American proxy advisory firm Glass Lewis has voted in favor of the revised proposal, highlighting a couple of disclosure issues. According to the firm, JSPL has not disclosed the share buy agreement, nor disclosed the valuation basis on which the consideration quantity was accepted by the enterprise. Glass Lewis believes that management of the business enterprise and the choices related with business enterprise operations are most effective left to management. It also mentioned that board members can be held accountable on these troubles when they face reelection.
Glass Lewis mentioned the proposed transaction seems pretty affordable. There do not seem to be any problematic contingencies attached to the terms of the transaction. The enterprise has restructured the transaction to quell investor issues and for factors of simplification.
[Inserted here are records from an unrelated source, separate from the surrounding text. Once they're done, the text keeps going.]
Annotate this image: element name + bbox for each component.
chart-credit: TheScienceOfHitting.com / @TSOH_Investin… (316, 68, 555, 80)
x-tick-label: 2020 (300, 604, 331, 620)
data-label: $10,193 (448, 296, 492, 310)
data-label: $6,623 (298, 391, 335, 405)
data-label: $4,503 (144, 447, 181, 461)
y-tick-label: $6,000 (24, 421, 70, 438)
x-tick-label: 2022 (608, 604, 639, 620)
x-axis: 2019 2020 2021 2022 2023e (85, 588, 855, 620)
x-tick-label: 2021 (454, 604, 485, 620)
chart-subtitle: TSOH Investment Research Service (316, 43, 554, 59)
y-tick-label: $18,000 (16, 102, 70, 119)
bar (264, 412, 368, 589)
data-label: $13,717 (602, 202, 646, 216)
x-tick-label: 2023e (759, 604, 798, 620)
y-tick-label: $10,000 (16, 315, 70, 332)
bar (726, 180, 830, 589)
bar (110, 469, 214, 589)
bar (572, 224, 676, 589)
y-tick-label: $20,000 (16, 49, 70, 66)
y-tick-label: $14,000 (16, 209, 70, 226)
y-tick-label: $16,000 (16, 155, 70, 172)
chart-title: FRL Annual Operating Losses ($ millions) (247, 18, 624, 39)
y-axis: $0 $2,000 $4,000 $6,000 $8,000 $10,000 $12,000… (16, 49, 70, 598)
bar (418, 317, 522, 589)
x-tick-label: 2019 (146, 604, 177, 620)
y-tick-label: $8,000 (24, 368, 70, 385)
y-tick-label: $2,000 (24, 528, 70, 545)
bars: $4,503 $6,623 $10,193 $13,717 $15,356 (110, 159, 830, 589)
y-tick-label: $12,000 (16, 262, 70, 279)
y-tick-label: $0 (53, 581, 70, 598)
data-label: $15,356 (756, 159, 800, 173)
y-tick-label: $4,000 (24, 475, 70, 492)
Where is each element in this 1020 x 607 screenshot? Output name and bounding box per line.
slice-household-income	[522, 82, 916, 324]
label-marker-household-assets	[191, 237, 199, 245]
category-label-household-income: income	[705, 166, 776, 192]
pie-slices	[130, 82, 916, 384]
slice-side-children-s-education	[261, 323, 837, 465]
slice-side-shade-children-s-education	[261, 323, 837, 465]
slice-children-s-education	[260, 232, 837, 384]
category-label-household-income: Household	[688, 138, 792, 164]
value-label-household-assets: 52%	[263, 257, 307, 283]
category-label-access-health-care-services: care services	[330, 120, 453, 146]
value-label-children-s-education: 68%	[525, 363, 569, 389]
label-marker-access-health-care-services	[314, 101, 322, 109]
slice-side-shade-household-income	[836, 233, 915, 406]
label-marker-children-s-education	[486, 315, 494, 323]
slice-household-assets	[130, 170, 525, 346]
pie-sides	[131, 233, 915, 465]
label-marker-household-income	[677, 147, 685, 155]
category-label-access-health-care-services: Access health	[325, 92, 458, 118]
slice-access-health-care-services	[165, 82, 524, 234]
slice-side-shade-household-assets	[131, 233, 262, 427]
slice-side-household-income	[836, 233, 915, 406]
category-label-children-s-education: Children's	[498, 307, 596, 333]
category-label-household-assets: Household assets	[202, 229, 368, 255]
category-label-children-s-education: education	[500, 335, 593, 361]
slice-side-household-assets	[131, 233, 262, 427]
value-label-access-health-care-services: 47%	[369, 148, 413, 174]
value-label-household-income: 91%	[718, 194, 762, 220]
Another advisory firm, ISS Proxy has also voted in the favor of the revised proposal. However, it also mentioned that the revised give may possibly nonetheless not attract universal help as issues stay on the buy value, lack of transparency about the bidding method and the failure to disclose an independent valuation report. On the flip side, it supports the proposals as it believes that the revised give suspends all economic linkages among JSPL and Jindal Power, which reduces the overhang of future defaults and associated party transactions. The sale will facilitate the enterprise to spend off current debt and deleverage the balance sheet. It also added that provided the robust strategic rationale, certified help is deemed warranted for the proposals.
On the contrary, Institutional Investor Advisory Services India (IiAS) has advisable voting against JSPL’s proposal to divest its energy business enterprise Jindal Power to promoter group enterprise Worldone. Terming it a associated-party transaction, the firm mentioned shareholders have the energy to cease this, when raising the query: “Is JSPL selling family silver under the garb of debt reduction?”